The Gatehouse at Bonds Mill
The Gatehouse at Bonds Mill

The Gatehouse at Bonds Mill at Stonehouse, Gloucestershire, England, was constructed during World War II as a defensive pillbox as part of the Stop Line Green. It is a rare example of a two-storey pillbox with a rooftop gun emplacement and is a Grade II listed building. It is now used as a visitor centre run by the Cotswold Canals Trust.It was built in 1940, as one of sixteen pillboxes alongside the Stroudwater Navigation, a canal that links Stroud to the Severn Estuary. It has an octagonal floorplan based on the Type 24 pillbox, the ground floor being constructed of reinforced concrete and the upper storey is red brick.

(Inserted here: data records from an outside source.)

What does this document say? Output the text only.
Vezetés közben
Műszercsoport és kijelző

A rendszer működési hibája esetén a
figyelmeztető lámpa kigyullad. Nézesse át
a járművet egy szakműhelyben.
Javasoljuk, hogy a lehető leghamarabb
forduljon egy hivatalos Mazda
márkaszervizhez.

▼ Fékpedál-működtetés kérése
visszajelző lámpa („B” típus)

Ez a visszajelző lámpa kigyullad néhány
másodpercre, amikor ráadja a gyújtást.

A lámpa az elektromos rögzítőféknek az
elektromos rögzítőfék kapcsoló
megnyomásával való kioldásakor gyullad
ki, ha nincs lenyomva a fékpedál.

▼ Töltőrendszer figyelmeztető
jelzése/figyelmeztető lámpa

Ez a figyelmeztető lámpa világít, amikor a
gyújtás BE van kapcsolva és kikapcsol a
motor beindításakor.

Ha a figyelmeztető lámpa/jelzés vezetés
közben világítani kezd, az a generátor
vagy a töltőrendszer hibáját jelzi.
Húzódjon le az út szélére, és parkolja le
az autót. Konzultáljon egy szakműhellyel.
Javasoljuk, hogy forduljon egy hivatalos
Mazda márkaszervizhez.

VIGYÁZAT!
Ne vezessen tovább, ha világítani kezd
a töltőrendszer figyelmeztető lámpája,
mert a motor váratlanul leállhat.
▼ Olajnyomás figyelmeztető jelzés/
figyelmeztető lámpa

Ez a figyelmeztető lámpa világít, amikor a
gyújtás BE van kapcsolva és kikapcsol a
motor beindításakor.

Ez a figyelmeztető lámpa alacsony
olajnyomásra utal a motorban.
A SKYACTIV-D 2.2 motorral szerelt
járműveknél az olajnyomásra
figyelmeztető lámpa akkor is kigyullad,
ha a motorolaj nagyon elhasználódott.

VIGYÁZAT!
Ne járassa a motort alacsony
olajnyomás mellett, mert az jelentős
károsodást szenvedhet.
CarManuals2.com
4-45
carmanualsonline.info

It is situated on the north side of the canal, across from the former Bond's Mill, which was being used during the war by Sperry as a dispersal factory to manufacture gyroscopic compasses. After the war it was adapted for use as a gatehouse for the mill and later to include hydraulic controls for the bridge that crosses the canal. The historic swing bridge had survived the closure of the navigation in 1954, but had been widened and was no longer operable - it was in a very poor structural condition by the early 1990s. In 1994 the original bridge was replaced with the world's first composite plastic lift bridge for vehicular traffic, with the weight savings enabling reuse of the original abutments and no requirement for a counterweight.The composite lift bridge has not been in regular operation while awaiting restoration of the rest of the canal, and has now deteriorated mechanically and structurally to the point where replacement is likely to be required as part of Phase 1B "The Missing Mile" reconnection to the national waterway network by 2025, likely with a conventional steel/counterweight design similar to that fitted at Lodgemore.